If you are like me, you probably thought depression was someone crying uncontrollably, not eating or overeating, not showering, and walking around with slumped shoulders and their head held down. I thought for sure I would know what a person with depression looked like. And I was even more sure I’d be able to recognize these tell-tale signs in myself.
This is the face of depression. Makeup looks good, big smile; cute outfit, all smiles!!! And I am depressed and taking meds to help me cope. There are days when I am a full-blown zombie, with no joy or sadness, just numb. I am just getting through the day doing what I need to do, wearing the same clothes as yesterday. The official medical diagnosis is ‘caregiver burnout.’
What is Caregiver Burnout?
Caregiver burnout is a state of physical, emotional, and mental exhaustion that happens while taking care of someone else. Stressed caregivers may experience fatigue, anxiety, and depression.
One survey found that more than 60% of caregivers experience symptoms of burnout.
Some symptoms of caregiver burnout include and are not limited to:
- Emotional and physical exhaustion.
- Withdrawal from friends, family, and other loved ones.
- Loss of interest in activities previously enjoyed.
- Feeling hopeless and helpless.
- Changes in sleep patterns.
I stopped enjoying listening to music or podcasts. No more weekend projects, either – I was too busy or tried to start something. I lost interest in the things that made me happy. I lost my creative spark.
I went on meds that helped, but it was hard for me to tell at first. Additionally, I started talk therapy, hoping to get help with coping strategies. Nothing seemed to help me get out of this funk.
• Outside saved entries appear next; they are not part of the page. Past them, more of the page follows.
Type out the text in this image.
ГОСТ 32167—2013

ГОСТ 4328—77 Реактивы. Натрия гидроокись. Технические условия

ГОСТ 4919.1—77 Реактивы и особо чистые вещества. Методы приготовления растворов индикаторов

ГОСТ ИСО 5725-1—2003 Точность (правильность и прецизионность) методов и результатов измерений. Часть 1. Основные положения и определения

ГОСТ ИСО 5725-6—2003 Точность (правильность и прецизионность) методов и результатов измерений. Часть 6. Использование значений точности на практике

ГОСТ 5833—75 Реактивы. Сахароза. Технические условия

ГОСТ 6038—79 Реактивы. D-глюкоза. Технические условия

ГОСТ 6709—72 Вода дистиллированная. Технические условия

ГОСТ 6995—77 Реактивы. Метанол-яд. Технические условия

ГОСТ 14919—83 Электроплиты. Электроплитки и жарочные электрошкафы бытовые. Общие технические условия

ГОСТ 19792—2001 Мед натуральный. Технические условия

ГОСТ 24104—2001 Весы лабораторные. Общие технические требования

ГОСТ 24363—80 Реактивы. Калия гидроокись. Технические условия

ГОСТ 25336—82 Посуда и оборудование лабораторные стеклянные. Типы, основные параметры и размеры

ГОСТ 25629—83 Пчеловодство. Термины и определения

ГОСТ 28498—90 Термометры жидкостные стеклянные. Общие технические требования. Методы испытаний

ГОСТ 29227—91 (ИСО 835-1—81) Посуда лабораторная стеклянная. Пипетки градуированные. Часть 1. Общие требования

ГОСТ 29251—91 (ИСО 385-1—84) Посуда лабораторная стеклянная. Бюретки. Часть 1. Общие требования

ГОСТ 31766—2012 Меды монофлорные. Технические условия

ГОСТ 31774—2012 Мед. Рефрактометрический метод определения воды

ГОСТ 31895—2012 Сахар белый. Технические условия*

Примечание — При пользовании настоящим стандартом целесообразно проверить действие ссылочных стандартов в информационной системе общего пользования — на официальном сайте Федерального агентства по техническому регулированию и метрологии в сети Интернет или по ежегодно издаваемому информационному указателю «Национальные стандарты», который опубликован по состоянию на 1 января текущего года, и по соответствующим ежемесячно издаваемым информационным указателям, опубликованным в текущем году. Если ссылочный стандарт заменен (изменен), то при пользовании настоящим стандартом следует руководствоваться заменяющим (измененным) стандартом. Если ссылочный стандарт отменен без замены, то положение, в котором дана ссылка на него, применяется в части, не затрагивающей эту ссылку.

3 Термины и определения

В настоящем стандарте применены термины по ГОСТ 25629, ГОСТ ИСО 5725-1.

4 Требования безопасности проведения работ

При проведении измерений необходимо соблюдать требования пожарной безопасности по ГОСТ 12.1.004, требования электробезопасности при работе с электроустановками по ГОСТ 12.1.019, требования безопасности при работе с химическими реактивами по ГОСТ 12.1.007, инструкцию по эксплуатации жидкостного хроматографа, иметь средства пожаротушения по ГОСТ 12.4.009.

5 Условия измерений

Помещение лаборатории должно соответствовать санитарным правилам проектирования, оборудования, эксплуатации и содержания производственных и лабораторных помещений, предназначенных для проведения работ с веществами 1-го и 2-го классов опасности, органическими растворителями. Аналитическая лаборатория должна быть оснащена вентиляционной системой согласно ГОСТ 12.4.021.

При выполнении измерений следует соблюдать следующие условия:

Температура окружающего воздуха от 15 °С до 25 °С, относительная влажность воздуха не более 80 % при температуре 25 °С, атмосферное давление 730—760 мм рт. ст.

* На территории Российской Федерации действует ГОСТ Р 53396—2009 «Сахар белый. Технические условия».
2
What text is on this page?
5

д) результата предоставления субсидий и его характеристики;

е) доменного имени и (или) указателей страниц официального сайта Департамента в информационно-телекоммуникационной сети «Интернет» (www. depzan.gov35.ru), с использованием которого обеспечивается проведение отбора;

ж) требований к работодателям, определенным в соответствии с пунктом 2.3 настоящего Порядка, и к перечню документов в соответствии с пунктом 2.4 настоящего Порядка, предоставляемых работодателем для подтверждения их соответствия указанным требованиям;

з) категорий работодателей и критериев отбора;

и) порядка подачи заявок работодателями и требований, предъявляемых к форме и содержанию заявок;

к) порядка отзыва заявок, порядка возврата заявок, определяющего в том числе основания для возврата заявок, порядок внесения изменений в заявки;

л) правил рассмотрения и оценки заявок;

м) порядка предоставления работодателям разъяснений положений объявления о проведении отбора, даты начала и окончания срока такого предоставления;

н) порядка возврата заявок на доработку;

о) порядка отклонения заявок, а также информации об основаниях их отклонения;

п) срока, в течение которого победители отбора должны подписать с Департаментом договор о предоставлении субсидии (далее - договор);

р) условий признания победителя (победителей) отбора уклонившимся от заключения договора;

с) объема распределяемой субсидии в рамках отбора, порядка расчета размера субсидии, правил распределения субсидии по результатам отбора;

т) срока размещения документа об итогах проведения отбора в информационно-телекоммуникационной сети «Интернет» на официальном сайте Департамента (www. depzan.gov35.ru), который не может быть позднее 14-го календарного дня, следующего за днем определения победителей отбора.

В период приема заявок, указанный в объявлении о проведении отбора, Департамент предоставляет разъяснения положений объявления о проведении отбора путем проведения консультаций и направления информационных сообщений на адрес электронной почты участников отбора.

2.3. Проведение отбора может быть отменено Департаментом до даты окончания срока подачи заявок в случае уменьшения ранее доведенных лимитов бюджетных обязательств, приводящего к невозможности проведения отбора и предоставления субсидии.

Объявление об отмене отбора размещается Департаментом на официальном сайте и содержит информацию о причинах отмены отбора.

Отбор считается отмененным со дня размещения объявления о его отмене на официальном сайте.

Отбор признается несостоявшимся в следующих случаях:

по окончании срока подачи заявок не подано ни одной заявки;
The Funk & The Fix for Caregiver Burnout
I would describe my ‘funk’ as a flat line. There are days when I experience moments of joy and laughter, then right back to the funk. Other days, I experience grave sadness, and then I’m right back to the funk. Thinking back on the things that motivated and excited me, I think of creating.
I enjoy creating things. My weekends are spent sewing, painting, or doing other hobbies. When creating, I am happy, excited, and fulfilled. A lifetime ago, I was living in Oakland, hanging out at Lake Merritt, or meeting friends for happy hour.
The Fix
I found a financial advisor to help me with short and long-term planning for my mother’s care. That exercise helped me see that I could afford a caregiver for my mother for at least four hours a day.
I planned to use the four hours for myself: work out, take myself to breakfast, or go for a walk on the beach. I committed to myself that I would get up, dressed, and out of the house four hours every weekday.
Slowly, I began to feel better. Not 100%, but better. I recognized myself again. As a caregiver, it’s so easy to lose track of yourself. However, caregivers need to remember to take care of themselves, too.
Here are some suggestions to help you manage the caregiver funk:
- Review your finances to determine if you can afford help. This will allow you to carve out time to take care of yourself.
- Think about the things that give you joy. Plan on doing one of those things a few times a week.
- Ask for help. In a pinch, I asked a neighbor to sit with my mother while I walked around the block. It takes a village, after all.
- Look into a senior center or a day program for your loved one (I tried with my mother – more on that in another blog).
- Finding people to talk to who share your experience. Having your own support system is essential.